Statistical analysis is a process of understanding how variables in a dataset relate to each other and how those relationships depend on other variables. Visualization can be a core component of this process because, when data are visualized properly, the human visual system can see trends and patterns that indicate a relationship.

## Setting things up

Perform initial setup of the environment and import necessary libraries

In [0]:
import seaborn as sns
sns.__version__

In [0]:
!pip install seaborn=="0.9.0"

In [0]:
import numpy as np
import pandas as pd
import matplotlib.pyplot as plt

Set various aesthetic parameters in one step. Details of possible parameters can be found at https://seaborn.pydata.org/generated/seaborn.set.html

In [0]:
sns.set(style="darkgrid")

## Loading and Creating the Datasets

Multiple data-sets would be used in this example; load them now.

In [0]:
tips = sns.load_dataset("tips")
fmri = sns.load_dataset("fmri")
df_linear = pd.DataFrame(dict(time=np.arange(500), value=np.random.randn(500).cumsum()))

In [0]:
tips.head(10)

In [0]:
fmri.head(10)

In [0]:
df_linear.head(10)

## Visualization using Scatterplots

Scatterplots are using to illustrate the distribution of a dataset containing two variables using a cloud of points, where each point represents an observation in the dataset.

### Example 1

In [0]:
sns.scatterplot(x="total_bill", y="tip", data=tips);

### Example 2

In [0]:
sns.scatterplot(x="total_bill", y="tip", hue="smoker", data=tips);

### Example 3

In [0]:
sns.scatterplot(x="total_bill", y="tip", hue="smoker", style="smoker", data=tips);

### Example 4

In [0]:
sns.scatterplot(x="total_bill", y="tip", size="size", sizes=(15, 200), data=tips);

## Visualization using Linear Plots

In some datasets, the distribution of datapoints happens over line.

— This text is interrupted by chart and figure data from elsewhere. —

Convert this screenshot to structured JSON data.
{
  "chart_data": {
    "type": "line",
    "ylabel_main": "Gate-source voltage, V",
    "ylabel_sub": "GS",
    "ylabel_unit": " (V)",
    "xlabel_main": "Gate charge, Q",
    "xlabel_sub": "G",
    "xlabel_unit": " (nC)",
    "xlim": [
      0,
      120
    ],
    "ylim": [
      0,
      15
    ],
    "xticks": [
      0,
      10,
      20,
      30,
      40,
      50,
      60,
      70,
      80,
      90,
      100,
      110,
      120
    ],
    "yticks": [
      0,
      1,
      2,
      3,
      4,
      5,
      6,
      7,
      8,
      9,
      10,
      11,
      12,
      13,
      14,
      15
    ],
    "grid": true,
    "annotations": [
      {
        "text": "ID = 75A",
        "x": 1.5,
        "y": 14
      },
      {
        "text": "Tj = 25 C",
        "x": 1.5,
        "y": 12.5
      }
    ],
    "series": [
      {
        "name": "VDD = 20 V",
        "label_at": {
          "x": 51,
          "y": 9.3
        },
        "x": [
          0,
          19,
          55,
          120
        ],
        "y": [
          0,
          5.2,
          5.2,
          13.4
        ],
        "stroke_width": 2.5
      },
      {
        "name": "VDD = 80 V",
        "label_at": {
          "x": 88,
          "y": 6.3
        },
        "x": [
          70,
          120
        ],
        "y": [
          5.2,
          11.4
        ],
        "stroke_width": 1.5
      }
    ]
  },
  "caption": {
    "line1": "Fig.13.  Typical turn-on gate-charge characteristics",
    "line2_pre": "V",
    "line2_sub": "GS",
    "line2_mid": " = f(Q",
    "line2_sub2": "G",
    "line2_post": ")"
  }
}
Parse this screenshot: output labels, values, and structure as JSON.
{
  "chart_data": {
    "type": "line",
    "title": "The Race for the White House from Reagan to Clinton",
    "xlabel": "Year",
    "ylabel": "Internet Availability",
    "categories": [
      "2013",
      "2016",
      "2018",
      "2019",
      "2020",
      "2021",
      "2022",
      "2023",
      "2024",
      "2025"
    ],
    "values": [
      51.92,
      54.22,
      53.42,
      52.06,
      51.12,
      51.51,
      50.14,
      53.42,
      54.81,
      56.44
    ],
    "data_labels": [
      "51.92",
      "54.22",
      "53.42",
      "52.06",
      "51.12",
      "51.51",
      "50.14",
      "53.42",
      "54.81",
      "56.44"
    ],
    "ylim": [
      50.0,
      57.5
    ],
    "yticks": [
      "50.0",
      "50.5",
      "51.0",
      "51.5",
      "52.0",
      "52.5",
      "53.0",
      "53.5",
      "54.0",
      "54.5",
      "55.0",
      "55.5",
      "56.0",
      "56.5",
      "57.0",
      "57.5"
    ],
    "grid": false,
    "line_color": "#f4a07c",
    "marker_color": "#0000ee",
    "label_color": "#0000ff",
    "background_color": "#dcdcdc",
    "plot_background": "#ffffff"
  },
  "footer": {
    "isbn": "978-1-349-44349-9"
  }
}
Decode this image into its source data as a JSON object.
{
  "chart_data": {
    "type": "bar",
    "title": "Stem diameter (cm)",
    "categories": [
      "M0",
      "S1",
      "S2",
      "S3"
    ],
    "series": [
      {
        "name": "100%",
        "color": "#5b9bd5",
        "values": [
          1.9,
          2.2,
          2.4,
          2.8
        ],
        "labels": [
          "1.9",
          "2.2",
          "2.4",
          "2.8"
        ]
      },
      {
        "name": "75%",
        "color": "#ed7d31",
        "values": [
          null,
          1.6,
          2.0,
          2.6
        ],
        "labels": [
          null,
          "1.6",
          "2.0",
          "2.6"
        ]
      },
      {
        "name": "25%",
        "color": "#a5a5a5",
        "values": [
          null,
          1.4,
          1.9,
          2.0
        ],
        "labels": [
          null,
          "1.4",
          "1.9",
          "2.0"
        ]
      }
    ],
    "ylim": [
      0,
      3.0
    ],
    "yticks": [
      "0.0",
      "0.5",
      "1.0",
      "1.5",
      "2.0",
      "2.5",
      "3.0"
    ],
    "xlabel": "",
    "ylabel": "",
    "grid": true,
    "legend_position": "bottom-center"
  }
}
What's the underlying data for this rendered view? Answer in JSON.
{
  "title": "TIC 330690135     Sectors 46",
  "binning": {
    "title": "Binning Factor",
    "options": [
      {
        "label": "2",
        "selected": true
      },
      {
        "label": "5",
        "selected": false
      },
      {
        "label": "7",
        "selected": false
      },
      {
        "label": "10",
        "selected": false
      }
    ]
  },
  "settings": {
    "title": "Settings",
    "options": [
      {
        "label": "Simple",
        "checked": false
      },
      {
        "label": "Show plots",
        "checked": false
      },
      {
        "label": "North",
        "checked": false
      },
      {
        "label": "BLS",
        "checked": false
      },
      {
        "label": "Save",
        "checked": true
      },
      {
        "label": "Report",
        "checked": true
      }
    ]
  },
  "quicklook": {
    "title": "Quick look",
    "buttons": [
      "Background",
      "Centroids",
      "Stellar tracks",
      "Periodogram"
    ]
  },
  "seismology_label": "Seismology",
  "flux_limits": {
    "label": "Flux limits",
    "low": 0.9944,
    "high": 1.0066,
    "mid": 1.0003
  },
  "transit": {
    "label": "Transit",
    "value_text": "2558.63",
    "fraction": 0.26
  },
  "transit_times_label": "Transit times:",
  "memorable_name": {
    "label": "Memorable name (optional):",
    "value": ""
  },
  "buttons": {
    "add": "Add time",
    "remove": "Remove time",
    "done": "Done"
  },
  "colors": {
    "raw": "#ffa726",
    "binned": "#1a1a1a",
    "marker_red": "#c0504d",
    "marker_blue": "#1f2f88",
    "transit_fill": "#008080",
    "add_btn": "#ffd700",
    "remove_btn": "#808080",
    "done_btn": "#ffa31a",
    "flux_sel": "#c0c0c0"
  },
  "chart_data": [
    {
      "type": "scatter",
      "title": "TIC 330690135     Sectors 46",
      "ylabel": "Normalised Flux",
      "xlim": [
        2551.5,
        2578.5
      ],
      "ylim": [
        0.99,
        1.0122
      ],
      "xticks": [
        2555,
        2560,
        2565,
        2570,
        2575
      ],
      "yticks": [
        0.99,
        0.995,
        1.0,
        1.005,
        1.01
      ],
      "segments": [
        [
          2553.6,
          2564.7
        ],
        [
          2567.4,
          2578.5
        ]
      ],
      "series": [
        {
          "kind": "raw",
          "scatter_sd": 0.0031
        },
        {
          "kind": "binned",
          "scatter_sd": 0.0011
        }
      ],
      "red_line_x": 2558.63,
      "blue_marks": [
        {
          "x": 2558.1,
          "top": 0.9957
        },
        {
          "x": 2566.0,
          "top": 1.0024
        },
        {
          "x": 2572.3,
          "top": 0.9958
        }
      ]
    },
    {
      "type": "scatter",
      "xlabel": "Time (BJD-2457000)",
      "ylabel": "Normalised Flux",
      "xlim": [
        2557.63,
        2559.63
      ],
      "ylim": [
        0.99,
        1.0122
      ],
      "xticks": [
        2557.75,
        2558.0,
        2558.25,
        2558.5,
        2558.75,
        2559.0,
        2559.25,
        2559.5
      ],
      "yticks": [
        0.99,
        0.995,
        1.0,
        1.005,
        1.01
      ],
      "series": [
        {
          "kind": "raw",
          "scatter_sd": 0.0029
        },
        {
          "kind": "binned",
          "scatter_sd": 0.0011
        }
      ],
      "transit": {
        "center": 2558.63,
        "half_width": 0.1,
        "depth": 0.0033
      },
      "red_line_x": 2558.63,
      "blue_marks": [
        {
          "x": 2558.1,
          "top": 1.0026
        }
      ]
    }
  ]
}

For this we can use linear plots with time being one dimension.

### Example 5

In [0]:
g = sns.relplot(x="time", y="value", kind="line", data=df_linear)

### Example 6

Some datasets have multiple observations at the same time-interval. These can be aggregated (at that time-point) with the mean being the actual value that gets plotted. The confidence interval can be shown around the mean.

In [0]:
sns.relplot(x="timepoint", y="signal", kind="line", data=fmri);

In [0]:
sns.relplot(x="timepoint", y="signal", ci=None, kind="line", data=fmri);